Perspiration gathers at her brow as she trudges for miles under the burning Ethiopian sun. Aysha embarks on this long, arduous journey for water every day — water that most times is not even clean.
Texas UNICEF kicked off World Water Week on Monday by telling the story of Aysha, a fictional character that chronicles a typical story of a young girl from Ethiopia and her journey to get clean water, through an art exhibition on the West Mall. Biology junior Marlon Haygood, who is Texas UNICEF’s social chair, said the art pieces were made by the club’s officers to show the struggles people have to get clean water.
“Usually we do a fair, but this time we decided to be a bit more visual,” Haygood said. “The art exhibit just shows the struggle that some people have to go through for something that we can just turn the tap and sort of get.”

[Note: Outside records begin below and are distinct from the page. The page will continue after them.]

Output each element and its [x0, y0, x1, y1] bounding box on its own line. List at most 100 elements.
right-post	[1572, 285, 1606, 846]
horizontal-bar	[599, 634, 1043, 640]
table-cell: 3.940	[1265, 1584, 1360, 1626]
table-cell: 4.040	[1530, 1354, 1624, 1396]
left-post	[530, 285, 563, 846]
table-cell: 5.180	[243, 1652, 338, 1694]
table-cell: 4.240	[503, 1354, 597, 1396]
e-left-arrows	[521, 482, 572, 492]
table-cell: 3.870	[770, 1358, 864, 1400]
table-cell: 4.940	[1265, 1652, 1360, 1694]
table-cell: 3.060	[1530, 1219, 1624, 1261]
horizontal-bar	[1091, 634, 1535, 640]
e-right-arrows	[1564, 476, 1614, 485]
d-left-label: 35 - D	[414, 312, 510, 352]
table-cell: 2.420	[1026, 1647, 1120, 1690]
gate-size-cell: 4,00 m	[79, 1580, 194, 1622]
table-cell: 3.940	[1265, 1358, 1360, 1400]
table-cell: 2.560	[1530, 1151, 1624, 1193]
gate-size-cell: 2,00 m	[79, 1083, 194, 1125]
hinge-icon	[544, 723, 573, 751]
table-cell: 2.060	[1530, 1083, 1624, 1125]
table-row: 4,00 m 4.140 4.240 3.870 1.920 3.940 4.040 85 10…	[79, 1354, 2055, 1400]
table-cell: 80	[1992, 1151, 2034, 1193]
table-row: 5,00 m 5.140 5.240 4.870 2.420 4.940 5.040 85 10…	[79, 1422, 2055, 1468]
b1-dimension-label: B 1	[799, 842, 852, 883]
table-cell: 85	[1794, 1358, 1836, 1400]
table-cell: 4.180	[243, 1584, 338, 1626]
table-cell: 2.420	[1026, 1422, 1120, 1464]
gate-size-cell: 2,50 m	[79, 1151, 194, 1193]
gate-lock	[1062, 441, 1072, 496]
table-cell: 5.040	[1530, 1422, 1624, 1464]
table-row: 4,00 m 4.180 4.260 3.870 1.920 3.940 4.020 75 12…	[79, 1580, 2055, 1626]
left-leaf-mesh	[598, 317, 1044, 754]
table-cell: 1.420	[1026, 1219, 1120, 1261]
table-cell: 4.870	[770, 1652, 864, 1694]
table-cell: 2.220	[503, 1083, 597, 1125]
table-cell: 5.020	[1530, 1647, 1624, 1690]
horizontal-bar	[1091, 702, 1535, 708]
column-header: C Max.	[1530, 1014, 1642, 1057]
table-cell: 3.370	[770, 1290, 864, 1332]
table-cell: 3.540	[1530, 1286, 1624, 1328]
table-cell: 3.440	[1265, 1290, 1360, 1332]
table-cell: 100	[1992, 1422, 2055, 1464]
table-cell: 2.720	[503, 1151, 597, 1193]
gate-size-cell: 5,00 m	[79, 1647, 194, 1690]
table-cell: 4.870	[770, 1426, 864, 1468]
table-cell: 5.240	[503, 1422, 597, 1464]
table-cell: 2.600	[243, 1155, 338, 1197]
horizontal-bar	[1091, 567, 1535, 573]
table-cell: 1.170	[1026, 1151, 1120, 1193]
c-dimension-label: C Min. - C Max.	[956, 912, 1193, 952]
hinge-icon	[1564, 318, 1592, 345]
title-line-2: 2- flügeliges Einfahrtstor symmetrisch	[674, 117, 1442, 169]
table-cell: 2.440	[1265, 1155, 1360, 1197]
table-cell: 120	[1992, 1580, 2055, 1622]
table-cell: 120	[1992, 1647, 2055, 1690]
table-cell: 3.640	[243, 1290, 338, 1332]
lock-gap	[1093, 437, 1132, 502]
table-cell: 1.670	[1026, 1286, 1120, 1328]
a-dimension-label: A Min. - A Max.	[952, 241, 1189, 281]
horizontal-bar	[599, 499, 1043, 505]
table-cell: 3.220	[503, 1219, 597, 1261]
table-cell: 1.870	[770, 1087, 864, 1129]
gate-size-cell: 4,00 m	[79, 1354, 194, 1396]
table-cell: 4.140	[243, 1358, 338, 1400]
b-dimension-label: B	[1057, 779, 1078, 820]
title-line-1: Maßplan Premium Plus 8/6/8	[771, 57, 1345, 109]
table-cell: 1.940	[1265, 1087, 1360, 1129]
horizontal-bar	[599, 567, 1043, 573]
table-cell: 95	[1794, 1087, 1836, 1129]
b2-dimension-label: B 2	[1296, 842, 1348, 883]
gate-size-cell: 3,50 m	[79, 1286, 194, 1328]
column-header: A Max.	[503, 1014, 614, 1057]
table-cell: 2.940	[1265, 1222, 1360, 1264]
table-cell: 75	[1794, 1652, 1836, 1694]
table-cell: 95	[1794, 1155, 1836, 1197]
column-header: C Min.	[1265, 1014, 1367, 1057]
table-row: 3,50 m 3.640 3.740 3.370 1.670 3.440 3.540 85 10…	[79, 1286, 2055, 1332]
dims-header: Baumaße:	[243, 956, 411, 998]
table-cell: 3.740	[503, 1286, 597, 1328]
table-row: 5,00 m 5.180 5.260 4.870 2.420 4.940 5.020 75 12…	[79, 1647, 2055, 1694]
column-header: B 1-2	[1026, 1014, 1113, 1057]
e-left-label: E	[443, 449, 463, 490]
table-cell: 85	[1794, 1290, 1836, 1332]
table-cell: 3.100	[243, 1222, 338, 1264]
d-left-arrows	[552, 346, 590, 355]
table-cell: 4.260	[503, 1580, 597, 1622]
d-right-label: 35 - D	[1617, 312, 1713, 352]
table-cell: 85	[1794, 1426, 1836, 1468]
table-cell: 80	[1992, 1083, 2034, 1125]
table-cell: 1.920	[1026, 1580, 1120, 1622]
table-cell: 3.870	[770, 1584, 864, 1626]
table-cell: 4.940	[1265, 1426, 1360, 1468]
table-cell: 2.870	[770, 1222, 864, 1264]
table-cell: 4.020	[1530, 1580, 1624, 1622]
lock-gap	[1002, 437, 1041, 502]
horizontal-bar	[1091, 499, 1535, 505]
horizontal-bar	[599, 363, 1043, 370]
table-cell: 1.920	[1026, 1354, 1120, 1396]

Psychology freshman Sonia Patel said the visual aids helped her comprehend a new perspective.
“I think once you actually stop to think about what’s going on in other places, it inspires you to think, ‘Hey, what can I do to help those who have something that I have such easy access to?’” Patel said.
Biology sophomore Shannon Tung, Texas UNICEF’s advocacy and outreach chair, said the club will also be raising money for UNICEF’s Clean Water Initiative. The proceeds will be gathered from events throughout the week, including a Potbelly profit share and water volleyball tournament.
“We’re accepting donations, and we’re trying to raise money this whole week to give to those who don’t have access to clean water, so they can build wells and gain this access,” Tung said.
Texas UNICEF decided to initiate World Water Week five years ago in order to educate people about the lack of clean water in underdeveloped countries, Tung said.
“I just hope that people grow just a little bit more conscious about what is going on in the world,” Tung said. “Before I joined UNICEF, I wasn’t thinking that I get access to this really clean, really purified water. We can easily drink tap water here in America, but some people in Africa need to travel so far to get water that’s not even clean and can get them sick.”